Je suis réticent à répondre positivement parce que dès que je pense que quelque chose se stabilise, il y a quelqu'un pour dire : « Je m'en vais pour me concentrer sur ma carrière solo » ou un truc du genre. Mais il y avait une circonstance pour cet album que l'on n'avait pas encore connue : je leur ai demandé cette fois de me laisser m'isoler, seul ou avec Jason Lytle. Ça n'allait pas être un album aussi collaboratif que les deux précédents. Sur Infinity arms, tout le monde venait de rejoindre le groupe et jouait ensemble. Tyler avait une chanson pour l'album, Ryan également. Sur Mirage rock, on a continué sur le même modèle. Sur celui-ci, je savais que Jason allait être méticuleux et prendre le relais sur beaucoup de choses. Et puis pour cet album, j'avais besoin de revenir davantage à moi-même. Les gars étaient toujours les bienvenus pour venir lorsque j'étais avec Jason, mais je ne savais pas s'ils pouvaient apporter quelque chose. Même moi, je ne savais pas si j'allais pouvoir apporter quelque chose. Jason aime tout contrôler, il aurait pu tout faire tout seul.
On en est donc arrivé à ce stade dans nos relations où l'on peut avoir ce genre de discussions un peu directes. S'il y a une stabilité là-dedans, je pense que l'on a passé un test assez crucial. On peut avoir une conversation difficile sans que ça casse quelque chose, comme dans une relation saine. Ce n'est pas pour les froisser ou leur manquer de respect. C'est juste qu'il faut tout essayer, et ils devaient me laisser essayer ça.

Everything all the time, ton premier album, est sorti il y a dix ans. Avec le recul, et vu la genèse de ce groupe que tu as fondé avec Mat Brooke puis géré en solo avant d'intégrer un line-up stable, est-ce que ce projet a pris la tournure que tu avais imaginée ? Est-il devenu ce que tu voulais qu'il devienne ?

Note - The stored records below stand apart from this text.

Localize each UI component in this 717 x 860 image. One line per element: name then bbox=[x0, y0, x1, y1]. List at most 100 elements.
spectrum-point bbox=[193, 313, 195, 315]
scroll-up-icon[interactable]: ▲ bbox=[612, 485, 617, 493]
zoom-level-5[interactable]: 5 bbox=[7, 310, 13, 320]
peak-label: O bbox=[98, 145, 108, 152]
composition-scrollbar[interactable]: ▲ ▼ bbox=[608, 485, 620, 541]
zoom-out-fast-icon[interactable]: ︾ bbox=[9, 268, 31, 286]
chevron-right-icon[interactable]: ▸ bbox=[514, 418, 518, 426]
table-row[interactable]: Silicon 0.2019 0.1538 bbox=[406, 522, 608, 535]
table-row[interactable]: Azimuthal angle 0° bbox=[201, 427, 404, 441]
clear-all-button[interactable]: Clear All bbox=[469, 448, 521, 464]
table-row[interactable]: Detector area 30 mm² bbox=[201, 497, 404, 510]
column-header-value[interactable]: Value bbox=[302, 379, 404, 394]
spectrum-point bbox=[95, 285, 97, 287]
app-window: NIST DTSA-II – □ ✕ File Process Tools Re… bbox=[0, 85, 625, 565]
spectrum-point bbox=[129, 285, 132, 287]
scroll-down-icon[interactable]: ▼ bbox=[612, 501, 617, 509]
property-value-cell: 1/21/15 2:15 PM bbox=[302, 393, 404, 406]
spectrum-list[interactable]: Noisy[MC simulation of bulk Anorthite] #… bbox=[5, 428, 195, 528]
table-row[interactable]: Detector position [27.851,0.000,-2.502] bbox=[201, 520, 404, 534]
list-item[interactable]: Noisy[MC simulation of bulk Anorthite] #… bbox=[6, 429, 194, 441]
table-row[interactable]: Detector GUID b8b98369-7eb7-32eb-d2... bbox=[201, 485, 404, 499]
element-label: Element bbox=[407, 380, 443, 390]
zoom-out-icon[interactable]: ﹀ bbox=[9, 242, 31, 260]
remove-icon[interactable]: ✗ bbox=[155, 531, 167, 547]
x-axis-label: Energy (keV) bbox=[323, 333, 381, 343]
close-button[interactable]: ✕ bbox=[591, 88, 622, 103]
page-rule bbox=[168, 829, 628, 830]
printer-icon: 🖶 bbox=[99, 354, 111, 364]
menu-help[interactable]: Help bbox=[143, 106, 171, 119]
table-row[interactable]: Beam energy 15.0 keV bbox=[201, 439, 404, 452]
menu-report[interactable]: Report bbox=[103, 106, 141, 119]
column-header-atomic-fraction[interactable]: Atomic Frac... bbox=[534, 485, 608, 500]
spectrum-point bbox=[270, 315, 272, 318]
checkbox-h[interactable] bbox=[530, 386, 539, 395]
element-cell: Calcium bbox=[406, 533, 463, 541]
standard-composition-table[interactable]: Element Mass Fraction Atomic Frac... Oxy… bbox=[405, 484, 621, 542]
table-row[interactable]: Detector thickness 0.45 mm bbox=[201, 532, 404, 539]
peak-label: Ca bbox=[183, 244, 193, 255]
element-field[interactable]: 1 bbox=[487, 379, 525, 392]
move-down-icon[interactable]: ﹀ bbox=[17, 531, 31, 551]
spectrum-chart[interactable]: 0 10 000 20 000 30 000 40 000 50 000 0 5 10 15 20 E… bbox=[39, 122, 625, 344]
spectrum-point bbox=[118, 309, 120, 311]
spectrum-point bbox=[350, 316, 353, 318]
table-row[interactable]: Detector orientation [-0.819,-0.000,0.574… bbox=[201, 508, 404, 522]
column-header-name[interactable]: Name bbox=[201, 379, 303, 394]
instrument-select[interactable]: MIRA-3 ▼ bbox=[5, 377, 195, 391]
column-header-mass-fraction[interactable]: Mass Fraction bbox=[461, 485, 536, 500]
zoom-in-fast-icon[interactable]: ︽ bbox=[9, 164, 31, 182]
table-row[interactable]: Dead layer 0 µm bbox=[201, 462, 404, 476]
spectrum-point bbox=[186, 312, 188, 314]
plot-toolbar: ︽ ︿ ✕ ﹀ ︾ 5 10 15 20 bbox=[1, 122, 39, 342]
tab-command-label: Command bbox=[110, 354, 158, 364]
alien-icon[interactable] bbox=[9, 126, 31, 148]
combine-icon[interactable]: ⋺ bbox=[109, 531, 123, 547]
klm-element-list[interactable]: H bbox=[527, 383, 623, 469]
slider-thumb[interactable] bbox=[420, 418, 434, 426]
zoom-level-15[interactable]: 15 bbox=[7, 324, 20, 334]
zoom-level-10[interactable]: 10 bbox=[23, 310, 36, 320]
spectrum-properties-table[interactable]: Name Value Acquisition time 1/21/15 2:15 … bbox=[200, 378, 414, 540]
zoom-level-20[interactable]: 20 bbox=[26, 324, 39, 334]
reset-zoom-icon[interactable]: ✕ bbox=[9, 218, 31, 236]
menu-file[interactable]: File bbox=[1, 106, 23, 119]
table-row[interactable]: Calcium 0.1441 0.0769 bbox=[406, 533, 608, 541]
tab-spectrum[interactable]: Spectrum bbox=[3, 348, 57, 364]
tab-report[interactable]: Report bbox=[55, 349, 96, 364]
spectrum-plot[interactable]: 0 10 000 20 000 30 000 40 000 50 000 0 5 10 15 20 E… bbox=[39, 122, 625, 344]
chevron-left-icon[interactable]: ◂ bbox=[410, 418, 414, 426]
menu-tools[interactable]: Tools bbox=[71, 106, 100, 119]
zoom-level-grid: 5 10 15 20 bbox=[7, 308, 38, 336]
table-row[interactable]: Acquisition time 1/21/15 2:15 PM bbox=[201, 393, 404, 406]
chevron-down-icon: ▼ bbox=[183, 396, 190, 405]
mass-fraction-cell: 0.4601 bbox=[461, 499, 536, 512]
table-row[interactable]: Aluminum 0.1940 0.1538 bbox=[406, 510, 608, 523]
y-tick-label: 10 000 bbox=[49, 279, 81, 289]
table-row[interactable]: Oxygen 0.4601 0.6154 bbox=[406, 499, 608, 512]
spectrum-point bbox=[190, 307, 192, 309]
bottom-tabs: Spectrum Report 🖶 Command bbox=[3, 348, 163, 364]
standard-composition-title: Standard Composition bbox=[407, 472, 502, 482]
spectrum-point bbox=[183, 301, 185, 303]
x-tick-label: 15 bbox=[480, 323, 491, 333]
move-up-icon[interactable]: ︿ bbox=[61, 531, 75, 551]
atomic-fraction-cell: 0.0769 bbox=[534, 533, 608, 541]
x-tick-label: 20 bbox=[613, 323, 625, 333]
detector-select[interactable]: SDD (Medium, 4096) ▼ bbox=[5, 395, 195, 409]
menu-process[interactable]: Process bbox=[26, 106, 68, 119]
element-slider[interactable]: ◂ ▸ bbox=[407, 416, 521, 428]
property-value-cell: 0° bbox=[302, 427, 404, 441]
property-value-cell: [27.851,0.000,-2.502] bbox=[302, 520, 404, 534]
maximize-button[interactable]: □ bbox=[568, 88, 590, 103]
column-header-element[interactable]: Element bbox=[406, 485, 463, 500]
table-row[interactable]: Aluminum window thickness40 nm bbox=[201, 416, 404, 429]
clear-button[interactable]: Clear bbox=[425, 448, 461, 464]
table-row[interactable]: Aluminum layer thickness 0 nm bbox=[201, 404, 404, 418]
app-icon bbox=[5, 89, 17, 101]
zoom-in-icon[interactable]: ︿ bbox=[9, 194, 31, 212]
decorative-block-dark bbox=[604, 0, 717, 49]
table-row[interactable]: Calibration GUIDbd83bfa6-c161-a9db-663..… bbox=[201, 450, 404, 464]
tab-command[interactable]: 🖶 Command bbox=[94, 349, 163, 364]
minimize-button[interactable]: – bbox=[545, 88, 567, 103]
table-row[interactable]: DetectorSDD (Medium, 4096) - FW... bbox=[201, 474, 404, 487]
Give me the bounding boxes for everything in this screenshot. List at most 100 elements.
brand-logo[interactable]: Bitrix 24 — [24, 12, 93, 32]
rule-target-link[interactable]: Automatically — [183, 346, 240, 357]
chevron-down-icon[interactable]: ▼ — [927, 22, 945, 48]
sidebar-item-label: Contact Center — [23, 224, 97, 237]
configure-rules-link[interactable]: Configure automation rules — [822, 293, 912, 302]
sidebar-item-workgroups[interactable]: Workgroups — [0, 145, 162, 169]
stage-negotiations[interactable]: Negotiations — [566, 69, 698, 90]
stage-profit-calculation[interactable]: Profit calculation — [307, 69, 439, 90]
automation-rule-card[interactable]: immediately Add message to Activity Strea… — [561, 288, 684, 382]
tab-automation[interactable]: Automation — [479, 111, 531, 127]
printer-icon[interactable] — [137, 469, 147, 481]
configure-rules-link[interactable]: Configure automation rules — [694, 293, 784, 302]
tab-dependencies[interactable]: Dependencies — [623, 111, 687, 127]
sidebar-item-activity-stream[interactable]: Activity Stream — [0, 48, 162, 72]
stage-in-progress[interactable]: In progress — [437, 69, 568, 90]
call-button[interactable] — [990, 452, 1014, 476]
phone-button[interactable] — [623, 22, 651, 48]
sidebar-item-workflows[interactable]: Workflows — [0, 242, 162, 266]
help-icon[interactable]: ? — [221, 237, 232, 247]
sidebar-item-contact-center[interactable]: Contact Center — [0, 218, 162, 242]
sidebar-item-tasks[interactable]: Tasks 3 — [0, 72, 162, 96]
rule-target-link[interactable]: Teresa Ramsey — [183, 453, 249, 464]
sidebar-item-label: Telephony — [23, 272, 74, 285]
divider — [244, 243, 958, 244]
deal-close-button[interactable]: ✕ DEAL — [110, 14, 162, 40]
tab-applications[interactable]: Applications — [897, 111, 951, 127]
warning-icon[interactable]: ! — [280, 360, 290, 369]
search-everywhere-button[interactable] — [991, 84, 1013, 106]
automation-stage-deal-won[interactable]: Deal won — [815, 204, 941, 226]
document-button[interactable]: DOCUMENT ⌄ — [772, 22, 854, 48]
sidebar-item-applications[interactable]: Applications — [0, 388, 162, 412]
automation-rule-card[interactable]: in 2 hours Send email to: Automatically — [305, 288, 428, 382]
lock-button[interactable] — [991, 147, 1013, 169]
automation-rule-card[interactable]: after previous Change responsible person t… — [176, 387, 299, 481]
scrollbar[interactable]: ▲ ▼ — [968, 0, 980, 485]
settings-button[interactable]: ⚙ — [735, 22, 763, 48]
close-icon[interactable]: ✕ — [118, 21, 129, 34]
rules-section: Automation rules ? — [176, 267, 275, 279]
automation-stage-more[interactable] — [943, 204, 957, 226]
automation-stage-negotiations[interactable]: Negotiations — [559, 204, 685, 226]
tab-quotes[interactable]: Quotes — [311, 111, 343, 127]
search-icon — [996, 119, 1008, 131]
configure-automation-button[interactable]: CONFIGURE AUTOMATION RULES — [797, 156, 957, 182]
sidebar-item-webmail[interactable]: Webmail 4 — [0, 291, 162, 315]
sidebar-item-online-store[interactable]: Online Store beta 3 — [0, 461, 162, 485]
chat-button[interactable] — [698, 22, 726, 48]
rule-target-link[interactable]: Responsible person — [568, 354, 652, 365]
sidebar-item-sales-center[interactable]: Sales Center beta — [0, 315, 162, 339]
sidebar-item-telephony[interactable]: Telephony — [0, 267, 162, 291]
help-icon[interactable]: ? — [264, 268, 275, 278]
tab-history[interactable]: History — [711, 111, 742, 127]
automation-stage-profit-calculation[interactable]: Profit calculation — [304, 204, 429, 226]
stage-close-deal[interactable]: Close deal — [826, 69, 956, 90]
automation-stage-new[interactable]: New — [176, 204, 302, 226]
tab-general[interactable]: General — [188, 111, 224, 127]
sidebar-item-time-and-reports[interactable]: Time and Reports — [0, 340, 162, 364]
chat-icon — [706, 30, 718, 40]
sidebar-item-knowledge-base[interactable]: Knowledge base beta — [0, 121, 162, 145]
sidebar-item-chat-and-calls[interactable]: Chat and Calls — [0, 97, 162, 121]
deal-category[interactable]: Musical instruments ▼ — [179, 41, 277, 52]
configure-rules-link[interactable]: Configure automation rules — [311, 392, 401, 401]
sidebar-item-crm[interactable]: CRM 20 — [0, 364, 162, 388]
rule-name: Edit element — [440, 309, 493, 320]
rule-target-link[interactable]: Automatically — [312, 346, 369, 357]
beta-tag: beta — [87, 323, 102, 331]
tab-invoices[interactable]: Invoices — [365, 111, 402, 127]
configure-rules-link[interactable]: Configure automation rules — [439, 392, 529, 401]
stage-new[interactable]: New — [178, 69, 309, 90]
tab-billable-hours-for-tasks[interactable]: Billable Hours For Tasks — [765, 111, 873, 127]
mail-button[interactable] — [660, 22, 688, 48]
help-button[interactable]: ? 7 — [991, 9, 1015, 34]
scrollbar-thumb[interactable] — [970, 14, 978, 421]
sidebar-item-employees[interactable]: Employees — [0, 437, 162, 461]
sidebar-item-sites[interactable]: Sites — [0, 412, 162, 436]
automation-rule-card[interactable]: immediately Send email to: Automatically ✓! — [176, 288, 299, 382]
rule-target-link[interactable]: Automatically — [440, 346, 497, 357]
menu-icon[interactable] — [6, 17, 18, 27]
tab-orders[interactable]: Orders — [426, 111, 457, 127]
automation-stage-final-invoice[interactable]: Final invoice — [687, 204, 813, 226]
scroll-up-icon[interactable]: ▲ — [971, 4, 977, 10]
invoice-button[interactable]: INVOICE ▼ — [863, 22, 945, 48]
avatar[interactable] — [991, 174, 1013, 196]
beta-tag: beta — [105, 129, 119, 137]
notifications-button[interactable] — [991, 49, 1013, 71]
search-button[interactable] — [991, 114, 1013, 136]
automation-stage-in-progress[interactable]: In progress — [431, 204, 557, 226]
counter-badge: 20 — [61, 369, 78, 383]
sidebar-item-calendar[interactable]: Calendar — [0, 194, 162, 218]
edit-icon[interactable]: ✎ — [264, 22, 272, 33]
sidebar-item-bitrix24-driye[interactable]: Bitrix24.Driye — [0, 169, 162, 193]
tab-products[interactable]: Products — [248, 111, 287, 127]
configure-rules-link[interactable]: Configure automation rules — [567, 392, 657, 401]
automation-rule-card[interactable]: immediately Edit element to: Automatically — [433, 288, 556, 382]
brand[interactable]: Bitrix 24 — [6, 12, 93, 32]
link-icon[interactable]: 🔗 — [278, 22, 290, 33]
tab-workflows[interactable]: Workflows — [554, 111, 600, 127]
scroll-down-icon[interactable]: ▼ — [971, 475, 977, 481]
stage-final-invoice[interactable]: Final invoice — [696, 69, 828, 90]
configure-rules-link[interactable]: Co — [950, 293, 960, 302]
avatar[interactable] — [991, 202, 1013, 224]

[Il réfléchit] Je ne sais pas. Tu sais, c'est bizarre de repenser à tout ça avec perspective. Les gros magazines musicaux étaient dithyrambiques à notre sujet. C'était une surprise pour moi, et ça l'est toujours. De notre côté, on n'avait aucune ambition et on ne savait pas ce que ça deviendrait. On était encore moins familiarisé avec l'idée de succès musical. On était déjà très heureux quand on pouvait tourner sur la côte Est, la côte Ouest et puis au Canada. Il n'y avait pas de soucis d'ego. Nous voilà maintenant en 2016, ça a été dix ans avec des hauts et des bas. Je n'ai même pas pensé à tout ça quand je revenais sur mes souvenirs à l'occasion des dix ans du premier album.
Pour Mirage rock, on a été assez créatif pour faire quelque chose qui n'était pas attendu de nous. En tant que fan de musique et curieux de nature, c'était génial de travailler avec Glyn Johns, de remonter dans le temps pour observer ses méthodes et de voir ce que ça fait ressortir dans notre musique. Même si ça ne colle pas directement avec un auditoire plus rock indé, je n'en ai vraiment rien à foutre. C'était important pour nous d'avoir un sentiment de sérénité et d'avoir un but. Ça ne plaît pas toujours à tout le monde, mais on le fait pour nous aussi.
Je crois que d'importantes leçons ont été apprises tout au long du parcours, que ce soit pour Infinite arms avec le début de la collaboration avec les autres membres du groupe, Cease to begin qui était 100% solo sans Mat Brooke, Mirage rock qui était un peu un exercice de genre, jusqu'à Why are you OK, qui nous ramène à une vue d'ensemble de toutes nos influences.
Mec, je ne sais pas si ça répond à ta question, mais je n'ai jamais pensé que tout cela arriverait et maintenant que j'y pense, je suis ravi d'avoir pris toutes ces décisions. Tu viens de provoquer chez moi un sentiment de réconfort, de satisfaction vis-à-vis de tous cela, y compris les périodes plus creuses.